Facing the Humanity in the Mirror
In the NY Times’ take down of Medium, one line cuts to the heart of the matter.
Mr. Williams’s mistake was expecting the internet to resemble the person he saw in the mirror: serious, high-minded.
Medium ultimately faces the same struggle that all social media does. Platforms designed to allow human sociability are as defined by the animosity, superficiality and emotionality that exists in human interaction as they are by any high-minded ideals.
The average amount of media consumed across mobile devices, streaming services and traditional television continues to increase. And no one thinks that’s because we’re reading more books or watching science videos on YouTube.
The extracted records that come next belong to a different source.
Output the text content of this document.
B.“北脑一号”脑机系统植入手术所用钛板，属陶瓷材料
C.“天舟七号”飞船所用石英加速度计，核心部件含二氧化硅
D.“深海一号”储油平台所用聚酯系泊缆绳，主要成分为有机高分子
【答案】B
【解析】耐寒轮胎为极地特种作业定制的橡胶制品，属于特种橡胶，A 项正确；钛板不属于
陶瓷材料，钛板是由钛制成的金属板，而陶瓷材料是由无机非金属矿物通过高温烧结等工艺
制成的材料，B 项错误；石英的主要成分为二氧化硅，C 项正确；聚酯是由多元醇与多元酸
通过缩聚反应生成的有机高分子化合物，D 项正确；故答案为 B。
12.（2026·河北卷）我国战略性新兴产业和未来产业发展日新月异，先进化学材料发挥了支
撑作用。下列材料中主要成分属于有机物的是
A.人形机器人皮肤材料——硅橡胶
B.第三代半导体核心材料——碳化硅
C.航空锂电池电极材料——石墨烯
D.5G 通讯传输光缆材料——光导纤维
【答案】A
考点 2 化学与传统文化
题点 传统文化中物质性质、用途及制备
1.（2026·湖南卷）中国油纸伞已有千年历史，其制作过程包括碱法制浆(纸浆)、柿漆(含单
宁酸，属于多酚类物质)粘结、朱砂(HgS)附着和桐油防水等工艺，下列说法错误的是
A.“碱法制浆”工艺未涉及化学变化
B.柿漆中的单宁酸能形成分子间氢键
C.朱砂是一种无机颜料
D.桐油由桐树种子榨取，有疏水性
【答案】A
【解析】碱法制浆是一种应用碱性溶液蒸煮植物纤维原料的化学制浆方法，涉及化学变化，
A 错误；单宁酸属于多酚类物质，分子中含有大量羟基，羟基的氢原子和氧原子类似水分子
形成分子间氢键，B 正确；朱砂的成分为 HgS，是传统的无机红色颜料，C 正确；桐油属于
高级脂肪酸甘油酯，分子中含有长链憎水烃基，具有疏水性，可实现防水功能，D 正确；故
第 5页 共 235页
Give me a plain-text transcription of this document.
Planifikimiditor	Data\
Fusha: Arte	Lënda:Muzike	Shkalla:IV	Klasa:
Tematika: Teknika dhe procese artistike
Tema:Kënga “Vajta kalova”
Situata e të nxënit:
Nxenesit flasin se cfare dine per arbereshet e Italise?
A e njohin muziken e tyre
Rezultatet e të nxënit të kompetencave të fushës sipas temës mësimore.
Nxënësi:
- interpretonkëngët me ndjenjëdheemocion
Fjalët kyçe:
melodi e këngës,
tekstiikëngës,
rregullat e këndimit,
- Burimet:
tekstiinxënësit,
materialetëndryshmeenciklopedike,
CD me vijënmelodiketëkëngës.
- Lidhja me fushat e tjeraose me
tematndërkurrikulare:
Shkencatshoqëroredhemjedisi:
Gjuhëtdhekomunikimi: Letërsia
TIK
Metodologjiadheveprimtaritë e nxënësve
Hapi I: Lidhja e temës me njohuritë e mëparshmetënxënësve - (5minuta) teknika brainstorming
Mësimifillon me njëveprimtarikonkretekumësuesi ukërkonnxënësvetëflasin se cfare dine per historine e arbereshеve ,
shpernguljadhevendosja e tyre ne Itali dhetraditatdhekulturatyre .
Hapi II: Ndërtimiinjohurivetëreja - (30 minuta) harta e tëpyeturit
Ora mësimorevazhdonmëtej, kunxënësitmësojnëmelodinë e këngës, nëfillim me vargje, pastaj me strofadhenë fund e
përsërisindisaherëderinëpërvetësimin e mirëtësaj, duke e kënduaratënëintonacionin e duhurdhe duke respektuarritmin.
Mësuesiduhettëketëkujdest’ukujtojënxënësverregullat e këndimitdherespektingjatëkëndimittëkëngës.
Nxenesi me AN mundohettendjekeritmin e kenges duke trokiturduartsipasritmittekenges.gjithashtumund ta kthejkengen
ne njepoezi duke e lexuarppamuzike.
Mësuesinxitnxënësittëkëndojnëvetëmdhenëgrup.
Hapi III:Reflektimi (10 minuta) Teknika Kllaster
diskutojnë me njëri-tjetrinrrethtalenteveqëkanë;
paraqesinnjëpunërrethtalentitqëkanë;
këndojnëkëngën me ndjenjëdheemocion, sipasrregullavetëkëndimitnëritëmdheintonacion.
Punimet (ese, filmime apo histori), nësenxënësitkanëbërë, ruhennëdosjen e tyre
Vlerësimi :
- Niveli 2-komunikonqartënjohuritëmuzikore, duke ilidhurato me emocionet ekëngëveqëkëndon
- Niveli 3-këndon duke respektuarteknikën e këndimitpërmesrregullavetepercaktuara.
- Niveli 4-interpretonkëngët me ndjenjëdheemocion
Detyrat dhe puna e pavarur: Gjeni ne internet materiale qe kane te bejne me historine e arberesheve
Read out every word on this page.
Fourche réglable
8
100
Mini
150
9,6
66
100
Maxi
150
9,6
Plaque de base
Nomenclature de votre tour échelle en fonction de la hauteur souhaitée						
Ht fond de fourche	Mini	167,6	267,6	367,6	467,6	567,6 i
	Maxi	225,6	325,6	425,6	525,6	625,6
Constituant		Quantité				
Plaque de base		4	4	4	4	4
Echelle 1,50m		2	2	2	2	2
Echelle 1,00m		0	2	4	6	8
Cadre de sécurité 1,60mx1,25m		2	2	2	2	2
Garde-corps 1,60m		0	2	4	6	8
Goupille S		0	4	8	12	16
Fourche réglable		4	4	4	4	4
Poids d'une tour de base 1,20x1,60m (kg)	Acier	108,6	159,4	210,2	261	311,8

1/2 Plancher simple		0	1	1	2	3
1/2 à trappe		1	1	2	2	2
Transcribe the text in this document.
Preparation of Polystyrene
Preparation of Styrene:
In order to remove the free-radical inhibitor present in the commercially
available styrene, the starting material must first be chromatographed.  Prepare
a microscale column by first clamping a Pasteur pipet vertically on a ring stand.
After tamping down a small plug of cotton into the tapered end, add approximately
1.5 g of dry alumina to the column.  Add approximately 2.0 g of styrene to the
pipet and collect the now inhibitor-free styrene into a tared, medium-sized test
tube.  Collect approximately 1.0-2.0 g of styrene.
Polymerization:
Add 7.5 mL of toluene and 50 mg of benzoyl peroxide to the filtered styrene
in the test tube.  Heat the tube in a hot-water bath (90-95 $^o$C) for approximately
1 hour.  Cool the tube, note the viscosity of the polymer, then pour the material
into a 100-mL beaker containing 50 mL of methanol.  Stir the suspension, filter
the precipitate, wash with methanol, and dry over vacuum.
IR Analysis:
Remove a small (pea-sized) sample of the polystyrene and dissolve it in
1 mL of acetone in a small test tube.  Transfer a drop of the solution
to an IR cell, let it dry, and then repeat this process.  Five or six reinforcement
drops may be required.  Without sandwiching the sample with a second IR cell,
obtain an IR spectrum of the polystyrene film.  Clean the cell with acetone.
Our caveman brain uses pleasure as a reward for action. Sugar gives us pleasure. When we were hunter gatherers, finding a tree full of fruit meant a lot of calories with very little work, so we loved the rare, seasonal treat. Along the way, we discovered that we could manufacture sugary foods and make them available all the time. We didn’t suddenly learn to turn the craving off or teach ourselves self control, so now we have a growing obesity issue across the planet.
In almost the exact same way, our caveman brains feel pleasure when we’re defending our kin group. We feel good when we’re exposed to media that makes us feel happy or good about ourselves. That’s going to have a direct impact on what media we prefer.
Any product that humans have control over is going to move towards junk-food. We may be able to resist that urge on the individual level. Mr. Williams and I and maybe everyone who reads this can choose to read and write about tough issues even though it may be less pleasurable than watching the latest Netflix offering. But if your goal is a sustainable business model, you’re always going to have to shoot for the average person because that’s where the market is. You might can survive off a small, dedicated following, but long-term viability and investor profits are going to be limited.
I applaud Mr. Williams for trying anyway. I agree that it’s a particularly tough row to hoe, but we have to keep trying. In a world where we have access to anything we want, from spinach to Oreos, we’re each responsible for the consumption choices that we make.
If we can’t figure out how to prefer carefully reasoned and researched, informative stories to entertainment, we’re going to have the equivalent to obesity of the brain, which is exactly what the recent fake news trends portend.
I still get home delivery of the NY Times and think they have an important role to play in the media landscape. But Mr. Williams is trying to take the next step, and I support him. Without people like him, we all know where this is going.